Is it ethical for these states to open up now during the pandemic?

Reuben C. Warren

No. I think it is a priority of health over economics. The decision is that clear — there’s no either/or. Health is the priority. Public health ethics is based upon the population as opposed to the individuals, and to resolve public health issues, we look to three constructs.

The first is community engagement. The second construct is not benevolence but beneficence — what are your intentions and what are you going to do? The third is social justice, doing what’s in the best interest of the population at the greatest risk. It’s not the whole population, as that would instead be the utilitarian principle or the happiness principle for the greatest good but at the expense of those who are suffering.
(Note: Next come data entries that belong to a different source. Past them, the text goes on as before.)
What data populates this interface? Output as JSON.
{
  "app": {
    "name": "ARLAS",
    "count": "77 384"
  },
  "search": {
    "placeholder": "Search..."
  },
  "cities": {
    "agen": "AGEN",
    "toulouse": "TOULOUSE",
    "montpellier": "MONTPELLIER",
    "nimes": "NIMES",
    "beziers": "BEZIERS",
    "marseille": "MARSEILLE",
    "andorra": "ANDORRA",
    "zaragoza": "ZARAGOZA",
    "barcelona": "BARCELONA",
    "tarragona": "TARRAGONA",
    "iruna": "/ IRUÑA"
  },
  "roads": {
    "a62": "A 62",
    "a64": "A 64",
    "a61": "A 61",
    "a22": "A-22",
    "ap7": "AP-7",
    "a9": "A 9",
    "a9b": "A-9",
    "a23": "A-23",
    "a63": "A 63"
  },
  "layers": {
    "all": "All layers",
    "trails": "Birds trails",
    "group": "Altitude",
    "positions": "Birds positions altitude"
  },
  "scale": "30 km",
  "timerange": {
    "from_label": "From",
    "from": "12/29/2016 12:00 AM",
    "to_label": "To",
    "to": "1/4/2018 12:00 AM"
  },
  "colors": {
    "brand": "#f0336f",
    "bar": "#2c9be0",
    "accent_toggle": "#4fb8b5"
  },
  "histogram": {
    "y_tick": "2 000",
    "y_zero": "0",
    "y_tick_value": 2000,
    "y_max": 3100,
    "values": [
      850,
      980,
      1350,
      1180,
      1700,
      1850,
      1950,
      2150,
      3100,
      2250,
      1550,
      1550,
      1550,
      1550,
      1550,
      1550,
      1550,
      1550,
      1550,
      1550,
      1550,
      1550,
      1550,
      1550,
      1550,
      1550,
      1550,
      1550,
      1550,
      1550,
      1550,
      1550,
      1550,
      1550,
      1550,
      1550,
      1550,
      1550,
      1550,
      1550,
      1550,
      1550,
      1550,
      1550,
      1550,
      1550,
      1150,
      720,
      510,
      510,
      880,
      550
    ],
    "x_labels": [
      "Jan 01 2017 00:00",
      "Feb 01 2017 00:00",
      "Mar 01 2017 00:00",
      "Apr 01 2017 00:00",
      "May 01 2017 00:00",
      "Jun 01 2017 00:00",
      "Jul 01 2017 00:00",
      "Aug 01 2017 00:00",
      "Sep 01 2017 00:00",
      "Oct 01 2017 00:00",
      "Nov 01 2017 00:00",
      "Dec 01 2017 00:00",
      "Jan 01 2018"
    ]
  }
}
That utilitarian principle does not work in a diverse population, particularly when subsets of the population have been historically disadvantaged and abused. And bioethics does not work in this construct. It is a valuable principle, framework, and concept, but it doesn’t work in population-based challenges. This is a public health challenge, and the response and the resolve have to be embedded in public health ethics.

Fabiola Cineas

Thinking about what ultimately happened to the men in the PHS syphilis study at Tuskegee, what are your final thoughts about how the coronavirus is playing out in black communities today?

Reuben C. Warren

Yes, some of the men died from diseases and conditions associated with syphilis. Some survived. And some suffered throughout the process — from the disease, if you will, but also from the horror, the embarrassment, the disgrace. And not only the men but also the families. A granddaughter of one of the men said she was called the syphilis kid in school. The emotional trauma is yet to be fully realized. There’s community trauma, and we have to acknowledge they’re moving from blame and shame to honor and glory. That’s a journey. We’re on the way, but we’re not fully there yet.

I see the same thing now, in focusing on the disease but not focusing on the condition and the vulnerability as a result of the disease. We don’t know enough, but we know enough to do better. To not test broader is unconscionable. If we don’t recognize and acknowledge history and its truth, then we are bound to repeat it.